Это был обычный кошмар. Шорох, шуршание, шелест, шепот. Шу-шу… Шу-шу… Тайное электричество потрескивало голубым пламенем. Приближалась гроза…
В один прекрасный день она разразилась.
Маленький листок бумаги, который Шипов извлек дрожащими руками из синего конверта, вдруг взорвался, и секретный агент услыхал голос подполковника Шеншина, грозно и нетерпеливо требующего ответа. О деньгах в письме не было ни слова, ни единого слова. А там-то, оказывается, не дремали, а пришло время спрашивать — и спросили.
И что же?
Михаил Иванович шел по Туле сам не свой, и не замечал ни людей и ни домов, и не слышал, как лают собаки, как гремят колокола, как вылетают из трактиров голоса и прочий шум, и не чувствовал запаха вареной требухи, ржаного хлеба, щей, кваса, и не видел, какое нынче солнце. Все неслось мимо него, обходило его стороной, как зачумленного, и он печально шагал по улицам, бессмысленно уставившись в пространство, словно потерял веру в свою счастливую судьбу. Но она, видимо, не дремала, и когда он, точно раненый пес, ввалился в теплое временное свое жилье, и тихонько прошмыгнул в светелку, и прилег там, она склонилась над ним, поразив его горестным, но великодушным ликом, и вдохнула в него свежие силы.

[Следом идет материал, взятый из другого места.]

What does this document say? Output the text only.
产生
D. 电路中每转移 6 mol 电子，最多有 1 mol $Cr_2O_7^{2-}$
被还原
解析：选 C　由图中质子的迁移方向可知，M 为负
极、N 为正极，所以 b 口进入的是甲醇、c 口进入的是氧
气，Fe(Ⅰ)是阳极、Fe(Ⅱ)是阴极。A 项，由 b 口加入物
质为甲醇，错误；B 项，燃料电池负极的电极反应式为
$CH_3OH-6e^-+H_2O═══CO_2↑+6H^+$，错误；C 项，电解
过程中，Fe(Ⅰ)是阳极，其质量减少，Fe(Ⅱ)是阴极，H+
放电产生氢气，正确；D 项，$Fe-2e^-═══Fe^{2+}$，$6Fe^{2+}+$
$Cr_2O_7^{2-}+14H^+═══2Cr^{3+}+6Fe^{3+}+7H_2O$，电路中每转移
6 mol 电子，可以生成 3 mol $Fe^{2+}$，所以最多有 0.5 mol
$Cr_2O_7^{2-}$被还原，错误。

И вот он поднялся, пригладил соломенные свои бакенбарды. Глаза его, было потухшие, вновь приобрели осмысленный блеск, загорелись, даже засияли. Да что же это такое, в самом-то деле! Да что он, лямур-тужур, и выбраться не сможет? Да что ему, впервой это?.. А те, их сиятельство князь Долгоруков и их сиятельство граф Толстой, ежели они что друг ко дружке имеют, пущай себе имеют, это их барское дело. А Шилову деньги нужны, а так просто — на-кася!.. А ежели откажут?.. Да не может того быть: вон как носило Шилова из канцелярии в канцелярию, как по волнам. Какая суета шла вокруг! Да как же это так — откажут? Ах, не приведи господи… Тут ведь в их княжеской сваре большие деньги лежат, очень большие… Вы, господин подполковник, ваше высокоблагородие, не сумлевайтесь, мезальянсу не будет. Сейчас, лямур, Амадея пустим, пущай он след берет, будя ему по лестницам-то скрипеть… А вас, господин подполковник, ваше высокоблагородие, мы не обидим: как приказать изволили, так оно и будет. Вам ведь тоже несладко… Как же это вы денег-то не шлете! А за квартиру платить? Я вам за так не нанимался, теперича эманципация…
Окрепнув духом, Шипов проскользнул в светелку компаньона и растолкал его спящего.
— Ну, Амадеюшка, будя спать, серве ву, пора лошадок запрягать, пора поглядеть, как там граф со студентами шалят… Вставай, сударь, господин подполковник интересуются…
— Ах, Мишель, — захохотал Гирос, просыпаясь, — какое счастье! Ты и не представляешь, как я рад! Ведь я нюх начал терять в этом доме. Я все думаю: чего Мишель ждет? Ну чего он ждет? Ну чего он легавую свою на след не наводит?.. Ты мне не верил! Теперь ты увидишь, увидишь, каков Гирос!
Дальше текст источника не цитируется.